Sitting in front of an open door in his living room, he had felt the sharp pain of a shrapnel tearing his left shoulder. Within minutes, he and his family piled into his rickshaw and rushed to the hospital as clashes between government troops and Taliban fighters erupted a few blocks away.
By the time he left Kunduz on Sunday, the town he knew was almost unrecognizable: the buildings were riddled with bullets. The roads were pockmarked with craters from the mortar fire. Outside his house, a mulberry tree had been cut in half by a mortar.
He was one of more than 6,000 families displaced from Kunduz since the Taliban seized the town, according to Mohammad Yousef Khadam, head of emergency situations for the Kunduz refugee and repatriation department.

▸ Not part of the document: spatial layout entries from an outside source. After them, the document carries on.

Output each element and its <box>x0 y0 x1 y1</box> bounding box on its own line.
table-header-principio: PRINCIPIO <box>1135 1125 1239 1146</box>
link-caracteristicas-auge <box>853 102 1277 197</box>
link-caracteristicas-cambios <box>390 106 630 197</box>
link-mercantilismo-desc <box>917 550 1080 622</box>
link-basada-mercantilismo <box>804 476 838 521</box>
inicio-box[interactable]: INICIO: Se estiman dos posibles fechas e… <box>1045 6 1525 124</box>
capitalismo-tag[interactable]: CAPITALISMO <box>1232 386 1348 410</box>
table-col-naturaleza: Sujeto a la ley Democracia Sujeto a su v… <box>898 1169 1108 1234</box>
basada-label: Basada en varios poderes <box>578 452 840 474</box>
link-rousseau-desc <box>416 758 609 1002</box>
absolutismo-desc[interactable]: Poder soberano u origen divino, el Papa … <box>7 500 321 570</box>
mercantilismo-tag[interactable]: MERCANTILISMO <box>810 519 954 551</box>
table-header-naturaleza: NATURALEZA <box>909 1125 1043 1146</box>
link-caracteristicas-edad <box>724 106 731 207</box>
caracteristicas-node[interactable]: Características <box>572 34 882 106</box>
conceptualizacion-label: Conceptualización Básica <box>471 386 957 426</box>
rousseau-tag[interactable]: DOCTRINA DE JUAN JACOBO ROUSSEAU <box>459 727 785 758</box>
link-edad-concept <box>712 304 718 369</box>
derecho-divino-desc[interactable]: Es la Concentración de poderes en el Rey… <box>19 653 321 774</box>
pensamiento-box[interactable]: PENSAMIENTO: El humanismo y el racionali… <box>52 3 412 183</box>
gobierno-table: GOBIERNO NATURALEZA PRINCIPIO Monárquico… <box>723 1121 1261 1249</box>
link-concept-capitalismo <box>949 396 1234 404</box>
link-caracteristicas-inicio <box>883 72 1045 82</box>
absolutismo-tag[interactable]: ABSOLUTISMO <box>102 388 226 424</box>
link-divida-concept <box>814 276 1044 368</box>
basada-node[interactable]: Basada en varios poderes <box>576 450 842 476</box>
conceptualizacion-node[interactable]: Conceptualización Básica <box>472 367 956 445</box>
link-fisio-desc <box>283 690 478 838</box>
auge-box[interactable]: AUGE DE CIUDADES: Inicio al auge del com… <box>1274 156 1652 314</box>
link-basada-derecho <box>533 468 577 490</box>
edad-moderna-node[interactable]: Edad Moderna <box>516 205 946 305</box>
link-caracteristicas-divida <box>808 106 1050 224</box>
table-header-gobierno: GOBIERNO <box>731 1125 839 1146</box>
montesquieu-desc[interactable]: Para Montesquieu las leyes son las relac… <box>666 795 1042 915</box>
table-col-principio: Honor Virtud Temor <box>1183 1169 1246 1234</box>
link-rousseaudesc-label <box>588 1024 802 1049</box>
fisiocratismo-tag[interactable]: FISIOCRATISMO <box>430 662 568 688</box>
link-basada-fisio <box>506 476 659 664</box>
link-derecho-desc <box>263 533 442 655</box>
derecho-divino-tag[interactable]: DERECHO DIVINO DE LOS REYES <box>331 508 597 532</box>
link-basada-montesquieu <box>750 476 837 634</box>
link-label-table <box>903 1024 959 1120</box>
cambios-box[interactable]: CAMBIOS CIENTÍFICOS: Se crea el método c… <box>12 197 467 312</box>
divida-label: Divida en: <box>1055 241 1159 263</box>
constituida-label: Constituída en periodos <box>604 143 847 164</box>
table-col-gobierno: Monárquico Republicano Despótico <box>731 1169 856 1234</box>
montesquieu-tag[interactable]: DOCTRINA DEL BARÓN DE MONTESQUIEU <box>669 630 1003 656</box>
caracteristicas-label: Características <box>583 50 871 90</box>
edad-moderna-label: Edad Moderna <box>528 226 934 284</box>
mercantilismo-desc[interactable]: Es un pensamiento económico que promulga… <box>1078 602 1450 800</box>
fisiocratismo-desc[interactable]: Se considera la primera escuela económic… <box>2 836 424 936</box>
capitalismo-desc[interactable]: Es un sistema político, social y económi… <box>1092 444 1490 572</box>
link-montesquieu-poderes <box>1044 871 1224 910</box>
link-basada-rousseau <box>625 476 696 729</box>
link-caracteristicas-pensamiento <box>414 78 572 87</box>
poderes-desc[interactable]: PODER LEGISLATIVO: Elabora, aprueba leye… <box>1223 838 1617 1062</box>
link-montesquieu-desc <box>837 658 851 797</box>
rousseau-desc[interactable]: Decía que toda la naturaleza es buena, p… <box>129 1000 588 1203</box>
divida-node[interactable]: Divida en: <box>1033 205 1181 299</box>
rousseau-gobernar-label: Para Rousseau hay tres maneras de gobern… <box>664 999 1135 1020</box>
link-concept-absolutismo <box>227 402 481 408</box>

Many have fled to Kabul, where a fenced basketball court in a downtown park has been turned into a place of refuge. The displaced people have gathered under makeshift accommodation consisting of little more than large olive-green sheets stretched over four wooden poles.
When people arrived on Sunday evening, they looked for any space they could find. Women and children slept side by side on a patchwork of red Afghan rugs. A woman cradling a baby begged a doctor to visit the camp. She had slept in the biting cold of the park the night before, she said, and her daughter had fallen ill.